Morgan cars are divisive. I speak as a one-time sceptic – somebody who struggled to see appeal in something so deliberately archaic. Until I drove one, that is. Morgan’s ‘heritage’ models – the ones that still feature the sliding pillar front suspension the rest of the car industry gave up on 50 years ago – are crude, uncomfortable and almost completely lacking in the sort of finesse you’d expect from any modern sportscar. An entry-level Mazda MX-5 would see off the fastest of them on a twisting road. Yet they are also utterly charming, exciting at modest speeds in a way that contemporary performance machinery just doesn’t and brimming with unfiltered feedback. After even a short drive I get out of a Morgan feeling cramped and often bruised – they all seem to have been designed for smaller 1950s drivers – but grinning like an idiot.
Morgan has tried to modernise itself over the years. The decision to offer a car with the then-new Rover V8 in the late 1960s was an inspired one – the Plus 8 was one of the fastest cars in the world when it was launched. But a decision to offer a car based around a more advanced bonded aluminium chassis and BMW V8 engines in the early 2000s struggled to catch on as Morgan buyers continued to prefer the compromises inherent in the traditional line-up. The last of these, the Plus 8, died earlier in the year.

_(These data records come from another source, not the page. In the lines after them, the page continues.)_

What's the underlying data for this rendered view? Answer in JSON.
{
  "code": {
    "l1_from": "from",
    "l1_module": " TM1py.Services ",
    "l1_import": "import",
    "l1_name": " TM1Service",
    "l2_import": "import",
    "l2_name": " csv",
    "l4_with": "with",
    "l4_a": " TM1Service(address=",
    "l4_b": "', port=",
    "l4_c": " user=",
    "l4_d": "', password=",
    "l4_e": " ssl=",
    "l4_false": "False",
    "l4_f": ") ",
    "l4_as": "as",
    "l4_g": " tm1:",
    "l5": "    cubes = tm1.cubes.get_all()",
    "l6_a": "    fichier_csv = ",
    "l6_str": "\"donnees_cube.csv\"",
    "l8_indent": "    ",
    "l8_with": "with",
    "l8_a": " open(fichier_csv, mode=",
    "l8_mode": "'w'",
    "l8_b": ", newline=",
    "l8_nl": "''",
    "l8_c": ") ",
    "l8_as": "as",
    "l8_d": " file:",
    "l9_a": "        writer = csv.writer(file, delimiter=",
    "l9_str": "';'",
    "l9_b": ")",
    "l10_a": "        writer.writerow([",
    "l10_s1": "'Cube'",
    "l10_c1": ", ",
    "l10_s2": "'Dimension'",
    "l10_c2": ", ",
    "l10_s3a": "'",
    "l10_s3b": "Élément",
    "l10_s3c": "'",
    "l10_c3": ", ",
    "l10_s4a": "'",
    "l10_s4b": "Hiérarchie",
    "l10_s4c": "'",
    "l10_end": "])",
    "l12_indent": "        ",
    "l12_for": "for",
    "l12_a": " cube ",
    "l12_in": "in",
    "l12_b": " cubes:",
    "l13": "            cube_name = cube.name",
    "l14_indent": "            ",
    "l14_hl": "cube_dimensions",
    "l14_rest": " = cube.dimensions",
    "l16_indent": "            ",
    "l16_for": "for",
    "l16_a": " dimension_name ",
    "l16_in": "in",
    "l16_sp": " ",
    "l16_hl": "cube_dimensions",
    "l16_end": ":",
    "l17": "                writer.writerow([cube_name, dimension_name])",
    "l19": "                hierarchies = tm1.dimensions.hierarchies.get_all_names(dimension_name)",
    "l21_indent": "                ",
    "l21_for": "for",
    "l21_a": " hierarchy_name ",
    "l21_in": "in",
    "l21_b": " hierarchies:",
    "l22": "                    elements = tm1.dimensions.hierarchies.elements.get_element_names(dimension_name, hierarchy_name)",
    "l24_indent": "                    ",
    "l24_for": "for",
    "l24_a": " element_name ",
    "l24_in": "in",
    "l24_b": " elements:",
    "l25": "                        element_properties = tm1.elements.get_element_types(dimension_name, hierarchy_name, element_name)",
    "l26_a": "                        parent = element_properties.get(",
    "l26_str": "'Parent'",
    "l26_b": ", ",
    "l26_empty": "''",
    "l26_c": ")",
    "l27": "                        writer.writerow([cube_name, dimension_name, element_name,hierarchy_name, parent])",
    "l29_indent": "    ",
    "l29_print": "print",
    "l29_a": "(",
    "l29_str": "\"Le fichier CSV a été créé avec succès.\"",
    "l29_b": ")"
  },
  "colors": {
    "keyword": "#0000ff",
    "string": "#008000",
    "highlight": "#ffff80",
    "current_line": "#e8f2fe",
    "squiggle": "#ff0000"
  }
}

But the company is moving forwards, and recently announced that it is developing a new model for launch early in the next decade. This will be a sportscar that the company says will be in the tradition of the Jaguar E-Type – one that will use a development of the aluminium construction and come in both roadster and coupe variants, with these having an innovative range of powerplants. One of Morgan’s greatest strengths has always been its agnosticism over engines, buying in mass market powerplants as it needs them. The word from the factory is that the new car will have electrified variants as well as conventional motors, with these likely to include versions of BMW’s punchy turbocharged six-cylinder engine.
Morgan will always remain eccentric and utterly English, that’s a given. But in a world where image often skews from reality, and luxury is often more about price than exclusivity, it remains the genuine article. The brand will always be an acquired taste, but one it’s definitely worth developing an appreciation of.